Malware targeting IoT devices grew 72pc in 2018

Cybersecurity has always been a hot-button issue. 2018 has been no different.

According to a report by McAfee, an average of 480 new threats per minute appeared in Q3 2018 alone, with a whopping 72 percent rise in new malware targeting Internet of Things (IoT) devices.

This is a significant event, as according to a recent report by Grand View Research, the market for IoT is expected to hit US$9.88 billion by 2025.

Moreover, there will be 1.2 billion devices with Artificial Intelligence (AI) elements embedded into them by 2023 as well, according to another report from Deloitte.

Apparently, cybercriminals obtain digital certificates for malicious signed binaries, enabling them to execute attacks in a simple manner.

With an overall rise of 203 percent in the last year, cryptojacking is becoming an increasingly popular method by which hackers penetrate networks these days. In fact, new coin mining malware grew almost 55 percent in the third quarter of 2018.

The report also highlighted the threat of ransomware attacks on businesses. Apparently, “GandCrab”, which was cited as the most active ransomware family, increased its ransom payment from US$1,000 to US$2,400.

These ransomware samples grew ten percent in the third quarter, with at least a 45 percent rise in the past year alone.

For example, “Gamut”, the top spam-producing botnet ranked high on the charts in terms of attacks. It extorts users by threatening to make their browsing history public.

Other botnets that were most feared include “StealRat”” and “Necurs.

On a separate note, banking trojans have been turning into uncommon file types, such as IQY files, and can bypass email protection systems quite easily and effectively.

A rise in macro malware, which usually arrives in a Word or Excel document in a spam email or zipped attachment is also another popular avenue for hackers. Bogus but tempting filenames encourage victims to open the documents, leading to infection if the macros are enabled.

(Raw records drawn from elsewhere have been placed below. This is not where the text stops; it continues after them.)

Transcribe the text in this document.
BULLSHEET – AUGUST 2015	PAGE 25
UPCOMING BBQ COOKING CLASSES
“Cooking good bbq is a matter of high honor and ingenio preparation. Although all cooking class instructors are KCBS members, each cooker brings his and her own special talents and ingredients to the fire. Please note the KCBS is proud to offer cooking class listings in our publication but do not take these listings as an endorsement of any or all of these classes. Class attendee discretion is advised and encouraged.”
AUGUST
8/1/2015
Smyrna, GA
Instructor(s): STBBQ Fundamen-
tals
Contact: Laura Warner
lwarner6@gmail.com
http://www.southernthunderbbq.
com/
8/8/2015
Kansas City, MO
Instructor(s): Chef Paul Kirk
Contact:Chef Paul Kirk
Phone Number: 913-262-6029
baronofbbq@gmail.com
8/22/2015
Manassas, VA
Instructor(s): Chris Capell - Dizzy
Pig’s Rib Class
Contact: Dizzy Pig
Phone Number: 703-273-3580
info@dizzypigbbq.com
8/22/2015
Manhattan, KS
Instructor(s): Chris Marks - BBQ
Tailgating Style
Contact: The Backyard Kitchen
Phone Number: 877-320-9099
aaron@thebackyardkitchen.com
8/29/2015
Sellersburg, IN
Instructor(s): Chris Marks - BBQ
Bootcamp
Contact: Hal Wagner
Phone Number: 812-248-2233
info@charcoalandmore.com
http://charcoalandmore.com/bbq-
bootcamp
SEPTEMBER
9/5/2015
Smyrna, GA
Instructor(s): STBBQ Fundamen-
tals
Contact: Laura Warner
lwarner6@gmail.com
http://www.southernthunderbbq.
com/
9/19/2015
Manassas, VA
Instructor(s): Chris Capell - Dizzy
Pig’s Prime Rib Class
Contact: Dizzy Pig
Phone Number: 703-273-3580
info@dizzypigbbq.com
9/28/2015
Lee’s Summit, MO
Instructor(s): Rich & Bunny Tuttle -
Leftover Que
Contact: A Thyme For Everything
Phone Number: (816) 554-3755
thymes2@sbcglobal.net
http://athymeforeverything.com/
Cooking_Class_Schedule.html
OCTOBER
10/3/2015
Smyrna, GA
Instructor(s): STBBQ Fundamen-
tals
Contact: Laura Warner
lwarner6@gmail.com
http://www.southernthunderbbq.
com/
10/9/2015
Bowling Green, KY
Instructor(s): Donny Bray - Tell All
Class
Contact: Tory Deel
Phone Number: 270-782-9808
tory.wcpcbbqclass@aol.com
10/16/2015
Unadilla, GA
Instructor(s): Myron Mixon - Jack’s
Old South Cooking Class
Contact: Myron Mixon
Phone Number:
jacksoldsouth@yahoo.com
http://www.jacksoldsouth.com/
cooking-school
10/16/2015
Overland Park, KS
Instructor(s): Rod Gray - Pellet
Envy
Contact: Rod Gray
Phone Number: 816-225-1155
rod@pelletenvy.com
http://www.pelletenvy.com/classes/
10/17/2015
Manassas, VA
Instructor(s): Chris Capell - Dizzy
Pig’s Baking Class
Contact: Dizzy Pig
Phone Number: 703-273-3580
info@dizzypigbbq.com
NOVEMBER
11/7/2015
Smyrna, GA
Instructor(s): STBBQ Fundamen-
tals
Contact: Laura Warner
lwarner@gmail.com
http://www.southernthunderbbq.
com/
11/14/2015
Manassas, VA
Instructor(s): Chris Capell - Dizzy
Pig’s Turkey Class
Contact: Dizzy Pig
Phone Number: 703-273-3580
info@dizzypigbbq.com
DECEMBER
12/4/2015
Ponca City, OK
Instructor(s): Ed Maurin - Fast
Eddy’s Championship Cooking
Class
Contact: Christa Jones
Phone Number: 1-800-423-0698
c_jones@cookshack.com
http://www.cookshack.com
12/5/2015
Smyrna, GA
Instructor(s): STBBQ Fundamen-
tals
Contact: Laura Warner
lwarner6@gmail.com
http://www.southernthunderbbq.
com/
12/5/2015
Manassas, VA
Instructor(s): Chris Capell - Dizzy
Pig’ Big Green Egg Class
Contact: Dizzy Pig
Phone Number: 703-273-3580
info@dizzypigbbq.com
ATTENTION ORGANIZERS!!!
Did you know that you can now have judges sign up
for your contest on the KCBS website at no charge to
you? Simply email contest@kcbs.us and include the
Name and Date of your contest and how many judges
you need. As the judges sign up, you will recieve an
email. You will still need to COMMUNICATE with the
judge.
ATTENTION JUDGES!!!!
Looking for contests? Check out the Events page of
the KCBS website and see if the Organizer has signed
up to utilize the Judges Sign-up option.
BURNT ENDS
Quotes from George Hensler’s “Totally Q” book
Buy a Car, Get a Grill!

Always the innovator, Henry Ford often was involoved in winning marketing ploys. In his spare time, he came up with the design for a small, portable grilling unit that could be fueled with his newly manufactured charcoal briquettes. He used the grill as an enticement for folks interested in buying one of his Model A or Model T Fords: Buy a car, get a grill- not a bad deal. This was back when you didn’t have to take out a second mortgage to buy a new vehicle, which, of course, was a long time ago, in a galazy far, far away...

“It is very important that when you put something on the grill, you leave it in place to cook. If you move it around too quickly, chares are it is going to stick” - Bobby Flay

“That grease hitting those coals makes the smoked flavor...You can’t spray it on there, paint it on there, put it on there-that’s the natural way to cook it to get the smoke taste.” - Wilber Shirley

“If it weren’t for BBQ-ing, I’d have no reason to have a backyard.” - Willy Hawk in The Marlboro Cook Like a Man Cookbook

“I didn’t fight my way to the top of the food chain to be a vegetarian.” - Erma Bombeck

Overall, there was a 64 percent increase in incidents reported in the finance industry and an incredible 150 percent jump in disclosed incidents in the public sector too.

Interestingly, the report also states that underground hacker forums are still commonplace in the dark web marketplace, which is generally accessible via TOR.

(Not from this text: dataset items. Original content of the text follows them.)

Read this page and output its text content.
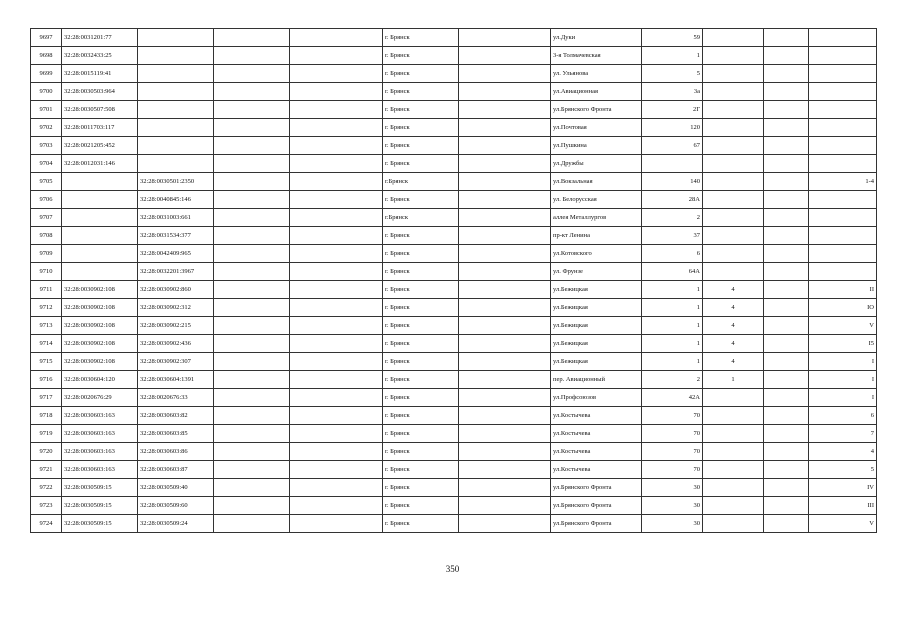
9697	32:28:0031201:77				г. Брянск		ул.Дуки	59			
9698	32:28:0032433:25				г. Брянск		3-я Толмачевская	1			
9699	32:28:0015119:41				г. Брянск		ул. Ульянова	5			
9700	32:28:0030503:964				г. Брянск		ул.Авиационная	3а			
9701	32:28:0030507:508				г. Брянск		ул.Брянского Фронта	2Г			
9702	32:28:0011703:117				г. Брянск		ул.Почтовая	120			
9703	32:28:0021205:452				г. Брянск		ул.Пушкина	67			
9704	32:28:0012031:146				г. Брянск		ул.Дружбы				
9705		32:28:0030501:2350			г.Брянск		ул.Вокзальная	140			1-4
9706		32:28:0040845:146			г. Брянск		ул. Белорусская	28А			
9707		32:28:0031003:661			г.Брянск		аллея Металлургов	2			
9708		32:28:0031534:377			г. Брянск		пр-кт Ленина	37			
9709		32:28:0042409:965			г. Брянск		ул.Котовского	6			
9710		32:28:0032201:3967			г. Брянск		ул. Фрунзе	64А			
9711	32:28:0030902:108	32:28:0030902:860			г. Брянск		ул.Бежицкая	1	4		II
9712	32:28:0030902:108	32:28:0030902:312			г. Брянск		ул.Бежицкая	1	4		IO
9713	32:28:0030902:108	32:28:0030902:215			г. Брянск		ул.Бежицкая	1	4		V
9714	32:28:0030902:108	32:28:0030902:436			г. Брянск		ул.Бежицкая	1	4		I5
9715	32:28:0030902:108	32:28:0030902:307			г. Брянск		ул.Бежицкая	1	4		I
9716	32:28:0030604:120	32:28:0030604:1391			г. Брянск		пер. Авиационный	2	1		I
9717	32:28:0020676:29	32:28:0020676:33			г. Брянск		ул.Профсоюзов	42А			I
9718	32:28:0030603:163	32:28:0030603:82			г. Брянск		ул.Костычева	70			6
9719	32:28:0030603:163	32:28:0030603:85			г. Брянск		ул.Костычева	70			7
9720	32:28:0030603:163	32:28:0030603:86			г. Брянск		ул.Костычева	70			4
9721	32:28:0030603:163	32:28:0030603:87			г. Брянск		ул.Костычева	70			5
9722	32:28:0030509:15	32:28:0030509:40			г. Брянск		ул.Брянского Фронта	30			IV
9723	32:28:0030509:15	32:28:0030509:60			г. Брянск		ул.Брянского Фронта	30			III
9724	32:28:0030509:15	32:28:0030509:24			г. Брянск		ул.Брянского Фронта	30			V
350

These forums focus on leaked user credentials, credit-card stealing malware that target e-commerce sites, Remote Desktop Protocol (RDP) platforms and an extensive range of malware offerings for sale.

Cyber espionage was another facet explored by the report, and the company believes adversary groups sponsored by the Russian government targeted government, laboratory, energy and military sectors in the US as well.